Not too long ago I found myself wedged in a cabana in a tiny VIP section in a nightclub in my hometown, Harare, Zimbabwe. My companions were the daughter of a top local politician, the multi-millionaire owner of the biggest mall in the country, a club ‘promoter’ (read: hustler) who had risen up from the streets, and an expat mother-of-two from Angola. At our table glistening with chill, was an enabling bottle of Grey Goose vodka, and below us a pulsating dance floor packed with the after-work Friday club crew. We could have been anywhere in the world that understands the universal language of sweaty bodies, flashing lights and deep bass. I turned to top up the glass of the Angolan, but instead she grabbed the bottle, took a long sip and sighed, “You need to come to my country.” Her eyes showed her boredom, her body barely moving, “Come hear the music in Angola. We have a real party in Luanda. This isn’t a real party. Kuduro? Now, that’s a party, man”. What was this Kuduro that she spoke of, what was I missing about Angola? Later that night, I dug into the internet and let me just say, I wasn’t prepared.
The origin story of Kuduro is rooted in that complex nexus of social and cultural forces common in post-colonial African countries. Take indigenous Angolan root sources like Kizomba and Semba, borrow the steel drum snare kick beat from Trinidadian Soca and layer in a healthy dose of electronic synth music, hip hop and American rap, the resulting musical spawn is the hypnotic hybrid Kuduro. Manuel Kanza is a choreographer for the Kuduro performance crew Os Kuduristas. He believes Kuduro is all about the dance. “It’s inspired by so many things around our environment, our world,” Kanza says. “Anything can make a kuduro move. For example, we also imitate the movement of a frog, the movement of animals, the marching of soldiers. Everything can make a movement.” Indeed. One bittersweet observation: some of the most impressive herky-jerk dance moves are a straight-up imitation of the halting gait of a cripple — an homage to the numerous amputees of the decades long Angolan civil war.
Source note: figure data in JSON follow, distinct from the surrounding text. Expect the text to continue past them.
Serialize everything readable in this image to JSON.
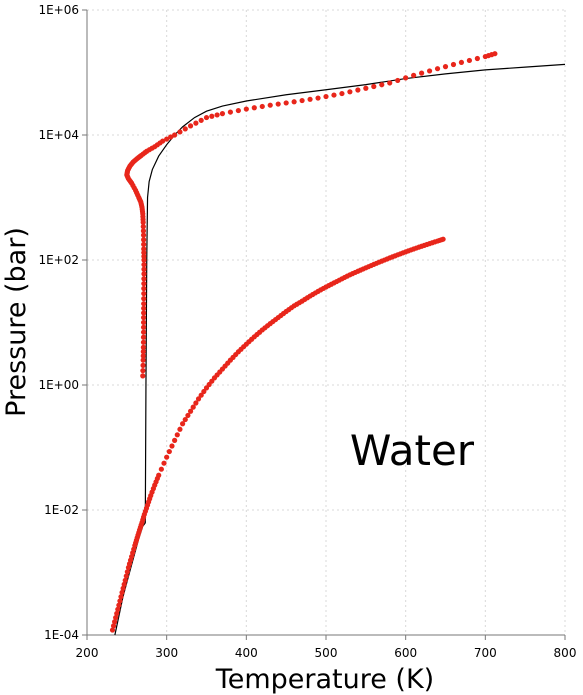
{
  "chart_data": {
    "type": "scatter",
    "title": "",
    "xlabel": "Temperature (K)",
    "ylabel": "Pressure (bar)",
    "annotation": "Water",
    "xlim": [
      200,
      800
    ],
    "ylim": [
      0.0001,
      1000000
    ],
    "y_scale": "log",
    "grid": true,
    "legend": "none",
    "x_ticks": [
      "200",
      "300",
      "400",
      "500",
      "600",
      "700",
      "800"
    ],
    "y_ticks": [
      "1E-04",
      "1E-02",
      "1E+00",
      "1E+02",
      "1E+04",
      "1E+06"
    ],
    "colors": {
      "points": "#e8261b",
      "line": "#000000",
      "grid": "#d9d9d9"
    },
    "series": [
      {
        "kind": "line",
        "x": [
          235,
          245,
          255,
          265,
          270,
          273,
          273.16,
          274,
          275,
          276,
          278,
          282,
          290,
          300,
          310,
          320,
          335,
          350,
          370,
          400,
          450,
          500,
          550,
          600,
          650,
          700,
          750,
          800
        ],
        "y": [
          0.0001,
          0.0004,
          0.0012,
          0.0035,
          0.0055,
          0.0062,
          0.00612,
          1,
          100,
          1000,
          1800,
          2800,
          4600,
          7000,
          10000,
          13500,
          19000,
          24000,
          29000,
          35000,
          44000,
          53000,
          64000,
          80000,
          95000,
          110000,
          122000,
          135000
        ]
      },
      {
        "kind": "points",
        "x": [
          232,
          236,
          240,
          244,
          248,
          252,
          256,
          260,
          263,
          266,
          269,
          272,
          276,
          280,
          285,
          290,
          300,
          310,
          320,
          330,
          340,
          350,
          360,
          370,
          380,
          390,
          400,
          410,
          420,
          430,
          440,
          450,
          460,
          470,
          480,
          490,
          500,
          510,
          520,
          530,
          540,
          550,
          560,
          570,
          580,
          590,
          600,
          610,
          620,
          630,
          640,
          647
        ],
        "y": [
          0.00012,
          0.00019,
          0.0003,
          0.00048,
          0.00075,
          0.0012,
          0.0018,
          0.0027,
          0.0036,
          0.0048,
          0.0063,
          0.0085,
          0.012,
          0.017,
          0.025,
          0.036,
          0.07,
          0.13,
          0.24,
          0.38,
          0.6,
          0.9,
          1.3,
          1.8,
          2.5,
          3.4,
          4.5,
          5.9,
          7.6,
          9.6,
          12,
          15,
          18.5,
          22,
          26.5,
          31.5,
          37,
          43,
          50,
          58,
          66,
          75,
          85,
          96,
          108,
          121,
          135,
          150,
          166,
          183,
          201,
          215
        ]
      },
      {
        "kind": "points",
        "x": [
          270,
          270.5,
          270.8,
          271,
          271,
          271.2,
          271.3,
          271.5,
          271.5,
          271.2,
          271,
          270.5,
          270,
          269,
          267.5,
          265,
          261,
          256,
          252,
          250,
          251,
          254,
          258,
          263,
          268,
          275,
          285,
          295,
          310,
          330,
          350,
          370,
          400,
          430,
          460,
          490,
          520,
          550,
          580,
          610,
          640,
          670,
          700,
          712
        ],
        "y": [
          1.4,
          2.5,
          4,
          7,
          12,
          20,
          35,
          60,
          100,
          150,
          250,
          400,
          550,
          700,
          850,
          1000,
          1300,
          1700,
          2000,
          2300,
          2700,
          3200,
          3700,
          4200,
          4700,
          5500,
          6500,
          8000,
          10000,
          14000,
          19000,
          22000,
          26000,
          30000,
          34000,
          39000,
          46000,
          56000,
          68000,
          90000,
          115000,
          145000,
          180000,
          200000
        ]
      }
    ]
  }
}
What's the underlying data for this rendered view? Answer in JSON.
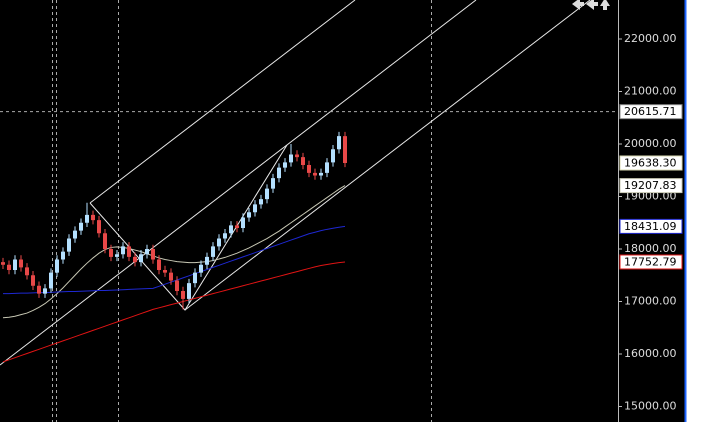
{
  "chart_data": {
    "type": "candlestick",
    "ylim": [
      14705,
      22743
    ],
    "yticks": [
      {
        "value": 15000,
        "label": "15000.00"
      },
      {
        "value": 16000,
        "label": "16000.00"
      },
      {
        "value": 17000,
        "label": "17000.00"
      },
      {
        "value": 18000,
        "label": "18000.00"
      },
      {
        "value": 19000,
        "label": "19000.00"
      },
      {
        "value": 20000,
        "label": "20000.00"
      },
      {
        "value": 21000,
        "label": "21000.00"
      },
      {
        "value": 22000,
        "label": "22000.00"
      }
    ],
    "up_color": "#b4e0ff",
    "down_color": "#e84848",
    "open": [
      17750,
      17700,
      17600,
      17800,
      17650,
      17500,
      17300,
      17150,
      17250,
      17550,
      17800,
      17950,
      18200,
      18350,
      18500,
      18650,
      18550,
      18300,
      18000,
      17850,
      17900,
      18050,
      17850,
      17750,
      17900,
      18000,
      17800,
      17600,
      17550,
      17400,
      17200,
      17050,
      17350,
      17550,
      17700,
      17850,
      18050,
      18200,
      18300,
      18450,
      18400,
      18600,
      18700,
      18850,
      18950,
      19150,
      19350,
      19550,
      19650,
      19800,
      19750,
      19600,
      19450,
      19400,
      19450,
      19650,
      19900,
      20150
    ],
    "high": [
      17830,
      17780,
      17880,
      17880,
      17730,
      17580,
      17380,
      17330,
      17630,
      17880,
      18030,
      18280,
      18430,
      18580,
      18880,
      18730,
      18630,
      18380,
      18080,
      17980,
      18130,
      18130,
      17930,
      17980,
      18080,
      18080,
      17880,
      17680,
      17630,
      17480,
      17280,
      17430,
      17630,
      17780,
      17930,
      18130,
      18280,
      18380,
      18530,
      18530,
      18680,
      18780,
      18930,
      19030,
      19230,
      19430,
      19630,
      19730,
      20000,
      19880,
      19830,
      19680,
      19530,
      19530,
      19730,
      19980,
      20230,
      20230
    ],
    "low": [
      17620,
      17520,
      17520,
      17570,
      17420,
      17220,
      17070,
      17070,
      17170,
      17470,
      17720,
      17870,
      18120,
      18270,
      18420,
      18470,
      18220,
      17920,
      17770,
      17770,
      17820,
      17770,
      17670,
      17670,
      17820,
      17720,
      17520,
      17470,
      17320,
      17120,
      16850,
      16970,
      17270,
      17470,
      17620,
      17770,
      17970,
      18120,
      18220,
      18320,
      18320,
      18520,
      18620,
      18770,
      18870,
      19070,
      19270,
      19470,
      19570,
      19670,
      19520,
      19370,
      19320,
      19320,
      19370,
      19570,
      19820,
      19560
    ],
    "close": [
      17700,
      17600,
      17800,
      17650,
      17500,
      17300,
      17150,
      17250,
      17550,
      17800,
      17950,
      18200,
      18350,
      18500,
      18650,
      18550,
      18300,
      18000,
      17850,
      17900,
      18050,
      17850,
      17750,
      17900,
      18000,
      17800,
      17600,
      17550,
      17400,
      17200,
      17050,
      17350,
      17550,
      17700,
      17850,
      18050,
      18200,
      18300,
      18450,
      18400,
      18600,
      18700,
      18850,
      18950,
      19150,
      19350,
      19550,
      19650,
      19800,
      19750,
      19600,
      19450,
      19400,
      19450,
      19650,
      19900,
      20150,
      19638.3
    ],
    "last_label": "19638.30",
    "series": [
      {
        "color": "#c8c8b4",
        "last_label": "19207.83",
        "values": [
          16690,
          16700,
          16720,
          16750,
          16780,
          16830,
          16890,
          16960,
          17050,
          17150,
          17260,
          17380,
          17500,
          17620,
          17730,
          17830,
          17920,
          17990,
          18030,
          18040,
          18030,
          18010,
          17980,
          17950,
          17910,
          17870,
          17830,
          17800,
          17780,
          17760,
          17750,
          17740,
          17740,
          17750,
          17760,
          17780,
          17810,
          17840,
          17880,
          17920,
          17970,
          18020,
          18080,
          18140,
          18200,
          18270,
          18340,
          18420,
          18500,
          18580,
          18660,
          18740,
          18820,
          18900,
          18980,
          19060,
          19140,
          19207.83
        ]
      },
      {
        "color": "#1e28d2",
        "last_label": "18431.09",
        "values": [
          17150,
          17150,
          17155,
          17160,
          17160,
          17165,
          17170,
          17170,
          17175,
          17180,
          17185,
          17190,
          17190,
          17195,
          17200,
          17205,
          17210,
          17210,
          17215,
          17220,
          17225,
          17230,
          17235,
          17240,
          17245,
          17250,
          17290,
          17330,
          17370,
          17410,
          17450,
          17490,
          17530,
          17570,
          17610,
          17650,
          17690,
          17730,
          17770,
          17810,
          17850,
          17890,
          17930,
          17970,
          18010,
          18050,
          18090,
          18130,
          18170,
          18210,
          18250,
          18290,
          18320,
          18350,
          18375,
          18395,
          18415,
          18431.09
        ]
      },
      {
        "color": "#e01414",
        "last_label": "17752.79",
        "values": [
          15850,
          15890,
          15930,
          15970,
          16010,
          16050,
          16090,
          16130,
          16170,
          16210,
          16250,
          16290,
          16330,
          16370,
          16410,
          16450,
          16490,
          16530,
          16570,
          16610,
          16650,
          16690,
          16730,
          16770,
          16810,
          16850,
          16880,
          16910,
          16940,
          16970,
          17000,
          17030,
          17060,
          17090,
          17120,
          17150,
          17180,
          17210,
          17240,
          17270,
          17300,
          17330,
          17360,
          17390,
          17420,
          17450,
          17480,
          17510,
          17540,
          17570,
          17600,
          17630,
          17660,
          17685,
          17705,
          17725,
          17740,
          17752.79
        ]
      }
    ],
    "crosshair": {
      "value": 20615.71,
      "label": "20615.71"
    }
  }
}
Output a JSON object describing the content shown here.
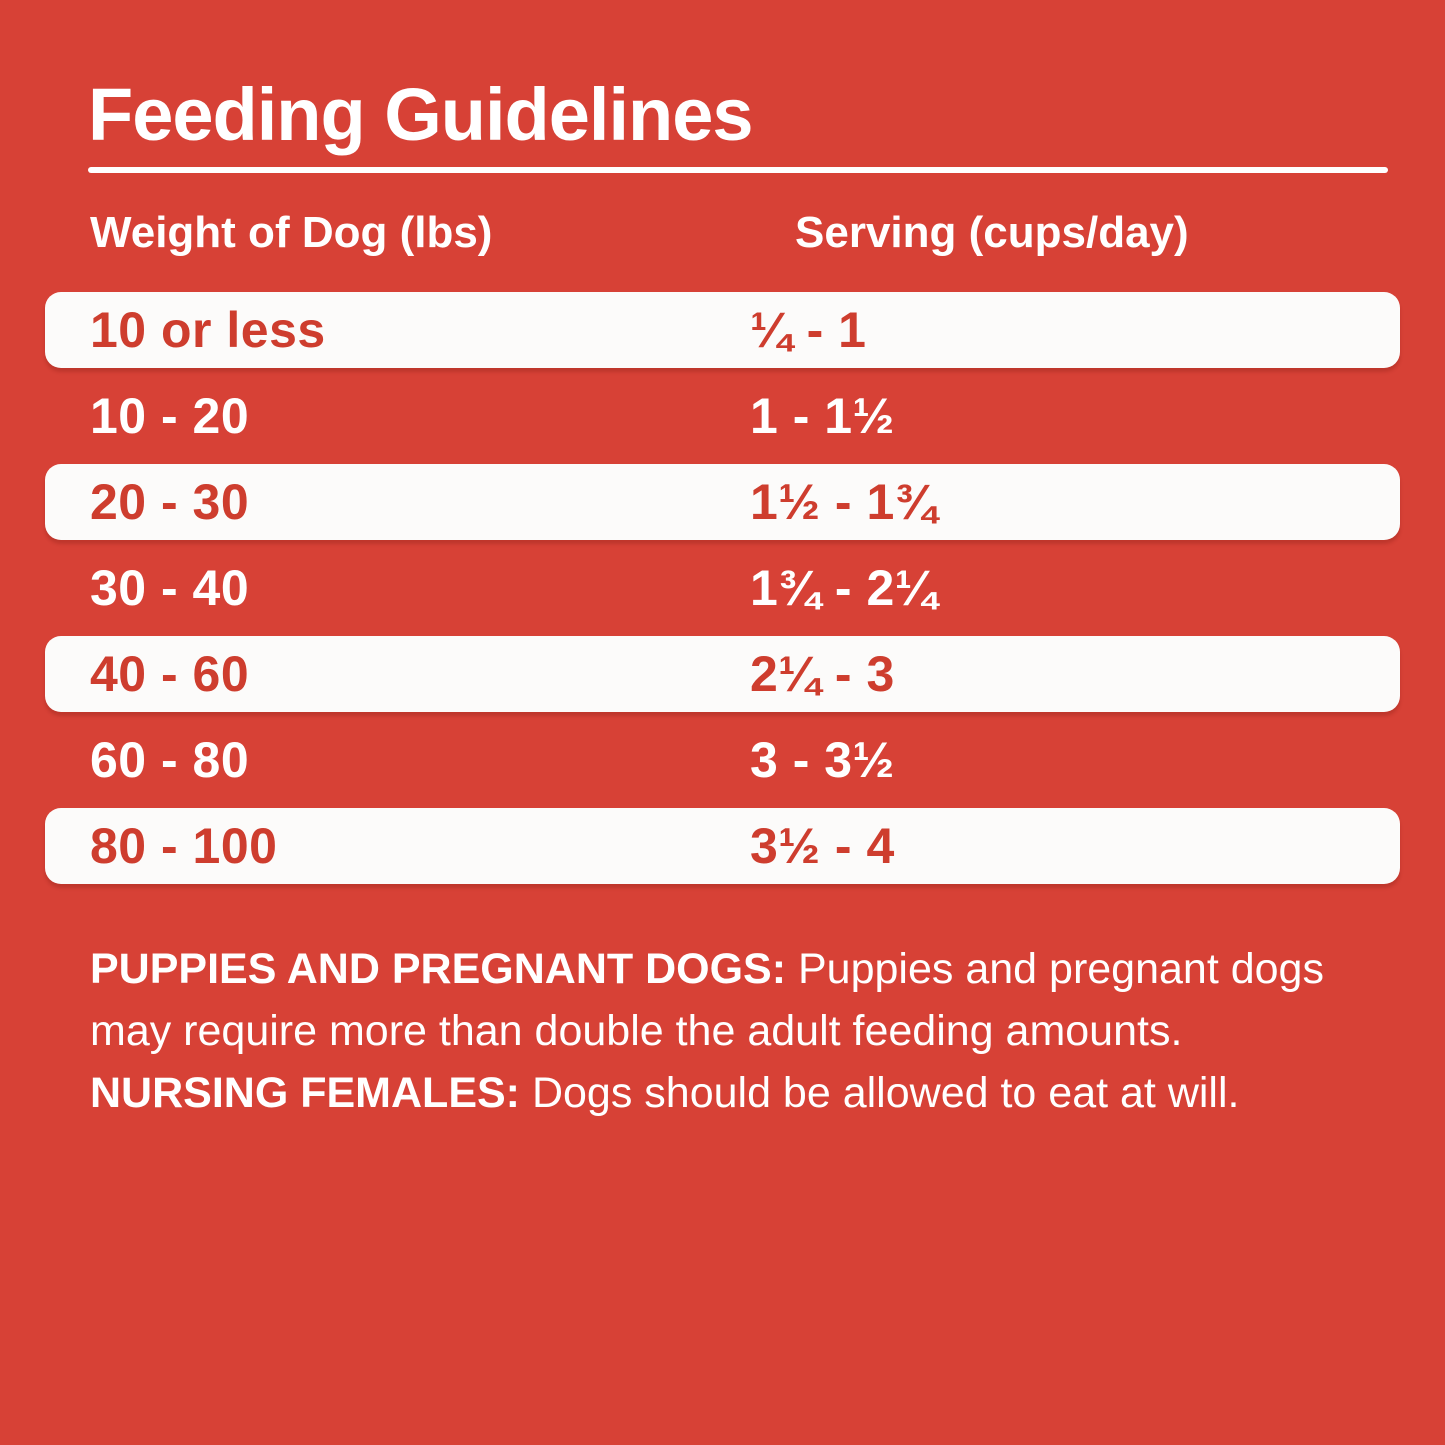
{
  "page": {
    "title": "Feeding Guidelines",
    "colors": {
      "background_red": "#D74136",
      "row_white": "#FCFBFA",
      "text_red_on_white": "#CE3D2E",
      "text_white": "#FFFFFF"
    }
  },
  "table": {
    "columns": [
      "Weight of Dog (lbs)",
      "Serving (cups/day)"
    ],
    "rows": [
      {
        "weight": "10 or less",
        "serving": "¼ - 1",
        "highlighted": true
      },
      {
        "weight": "10 - 20",
        "serving": "1 - 1½",
        "highlighted": false
      },
      {
        "weight": "20 - 30",
        "serving": "1½ - 1¾",
        "highlighted": true
      },
      {
        "weight": "30 - 40",
        "serving": "1¾ - 2¼",
        "highlighted": false
      },
      {
        "weight": "40 - 60",
        "serving": "2¼ - 3",
        "highlighted": true
      },
      {
        "weight": "60 - 80",
        "serving": "3 - 3½",
        "highlighted": false
      },
      {
        "weight": "80 - 100",
        "serving": "3½ - 4",
        "highlighted": true
      }
    ]
  },
  "footnote": {
    "segments": [
      {
        "text": "PUPPIES AND PREGNANT DOGS:",
        "bold": true
      },
      {
        "text": " Puppies and pregnant dogs may require more than double the adult feeding amounts. ",
        "bold": false
      },
      {
        "text": "NURSING FEMALES:",
        "bold": true
      },
      {
        "text": " Dogs should be allowed to eat at will.",
        "bold": false
      }
    ]
  }
}
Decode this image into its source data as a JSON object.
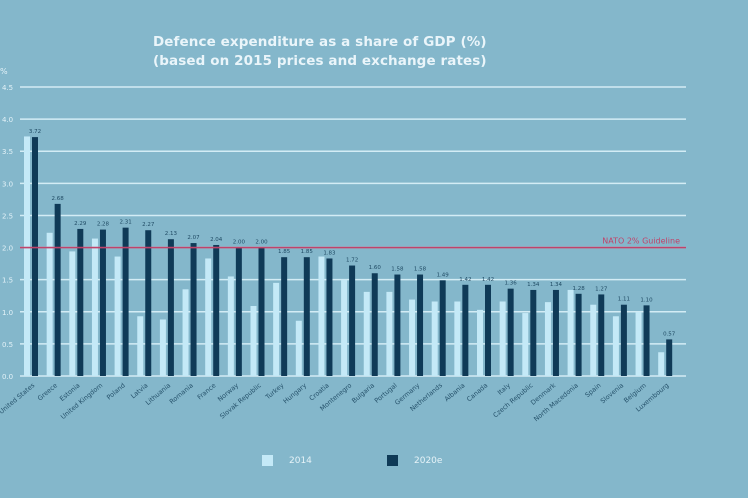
{
  "chart_data": {
    "type": "bar",
    "title": "Defence expenditure as a share of GDP (%)",
    "subtitle": "(based on 2015 prices and exchange rates)",
    "ylabel": "%",
    "xlabel": "",
    "ylim": [
      0,
      4.5
    ],
    "yticks": [
      "0.0",
      "0.5",
      "1.0",
      "1.5",
      "2.0",
      "2.5",
      "3.0",
      "3.5",
      "4.0",
      "4.5"
    ],
    "grid": true,
    "legend_position": "bottom",
    "categories": [
      "United States",
      "Greece",
      "Estonia",
      "United Kingdom",
      "Poland",
      "Latvia",
      "Lithuania",
      "Romania",
      "France",
      "Norway",
      "Slovak Republic",
      "Turkey",
      "Hungary",
      "Croatia",
      "Montenegro",
      "Bulgaria",
      "Portugal",
      "Germany",
      "Netherlands",
      "Albania",
      "Canada",
      "Italy",
      "Czech Republic",
      "Denmark",
      "North Macedonia",
      "Spain",
      "Slovenia",
      "Belgium",
      "Luxembourg"
    ],
    "series": [
      {
        "name": "2014",
        "color": "#c4e9f7",
        "values": [
          3.73,
          2.23,
          1.94,
          2.14,
          1.86,
          0.93,
          0.88,
          1.35,
          1.83,
          1.55,
          1.09,
          1.45,
          0.86,
          1.86,
          1.5,
          1.31,
          1.31,
          1.19,
          1.16,
          1.16,
          1.03,
          1.16,
          0.98,
          1.15,
          1.34,
          1.11,
          0.93,
          1.0,
          0.37
        ]
      },
      {
        "name": "2020e",
        "color": "#0f3a57",
        "values": [
          3.72,
          2.68,
          2.29,
          2.28,
          2.31,
          2.27,
          2.13,
          2.07,
          2.04,
          2.0,
          2.0,
          1.85,
          1.85,
          1.83,
          1.72,
          1.6,
          1.58,
          1.58,
          1.49,
          1.42,
          1.42,
          1.36,
          1.34,
          1.34,
          1.28,
          1.27,
          1.11,
          1.1,
          0.57
        ],
        "labels": [
          "3.72",
          "2.68",
          "2.29",
          "2.28",
          "2.31",
          "2.27",
          "2.13",
          "2.07",
          "2.04",
          "2.00",
          "2.00",
          "1.85",
          "1.85",
          "1.83",
          "1.72",
          "1.60",
          "1.58",
          "1.58",
          "1.49",
          "1.42",
          "1.42",
          "1.36",
          "1.34",
          "1.34",
          "1.28",
          "1.27",
          "1.11",
          "1.10",
          "0.57"
        ]
      }
    ],
    "annotations": [
      {
        "type": "hline",
        "value": 2.0,
        "label": "NATO 2% Guideline",
        "color": "#c0436a"
      }
    ]
  },
  "legend": [
    {
      "label": "2014",
      "color": "#c4e9f7"
    },
    {
      "label": "2020e",
      "color": "#0f3a57"
    }
  ]
}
Originally popularized in the streets of urban Luanda in the late 1980’s, the exact origins are unknown. It is, however, widely accepted that some of the originators of Kuduro were Tony Amado a prominent performer and dancer, and the gregarious Sebem a local DJ with a popular radio show showcasing the latest songs and production coming out of Lisbon and the musseques around Luanda. (An aside: musseque is a Kimbundu word that translates loosely as ‘sandy area’ and refers to the slums that surround the city center of Luanda. It literally refers to the lack of paved road infrastructure in these poorer communities). The sound quickly spread to the immigrant communities in Brazil and Portugal through cassette tapes and CD’s and those communities then contributed their own influences right back into the Luanda scene rapidly innovating the new sound form.
Kuduro means “hard ass” and true to its moniker, this pulsating electronic music form, coupled with unique and distinctive dance steps has created a stubbornly original Angolan genre that speaks to the cultural statement and social force that is referred to by Angolans as Angolanidade — in essence, “Angolan-ness”. It is a sound popularized in the streets via commuter buses blaring the latest hits from each neighborhood, as well as top dance clubs across Europe. It is both a statement that acknowledges Africans’ role in and contribution to the cosmopolitan global and cultural milieu, and a progressive social movement squarely placing Kuduro alongside its sister genres in what I would coin the modern “Afro-futurist” camp of African music — Kwaito, Bongo music and Afro-House. These days you can hear Kuduro and its afro-house derivatives shaking the dance floors in virtually any EDM club in Europe. It is a mainstay for global EDM icons like Major Lazer’s Diplo and has inspired one of the most overplayed club songs of the last few years with Don Omar’s Danza Kuduro.

Buraka Som Sistema by La Polla
Out of Lisbon, one of the flag bearers of progressive Kuduro is the Portuguese collective Buraka Som Sistema. Formed in Lisbon by Branko and Riot two native Portuguese performers and producers who teaming with Angolan producer, Conducto and Angolan MC Kalaf, created a sound that was slickly produced, finished and more accessible to the western audiences they were attempting to turn on. This team had a break out hit in 2007 with Black Diamond and were able to corral controversial singer M.I.A. into a chart topping duet.
The societal flux wrought by Angola’s collective journey from the end of colonialism and a decades long civil war, into becoming Africa’s second largest oil producer and THE booming regional economy provides rich material for Angolan artists. Music has long been a uniting nationalist influence for a country that has often needed uplifting symbolism to rally around. Unfortunately this music has also been seen as an instrument for political propaganda. A prominent Kudurista of the early 2000’s Dog Murras was allegedly being sponsored by a controversial army general to take his message to the musseques.
Angola’s nascent digitally connected population, the vast majority of whom are under the age of 18, embody the energy of the Kuduro lifestyle. Kuduro is a true reflection of the flattening global borders, enabling youth culture to co-opt sounds from anywhere, as they search for identity in the social age.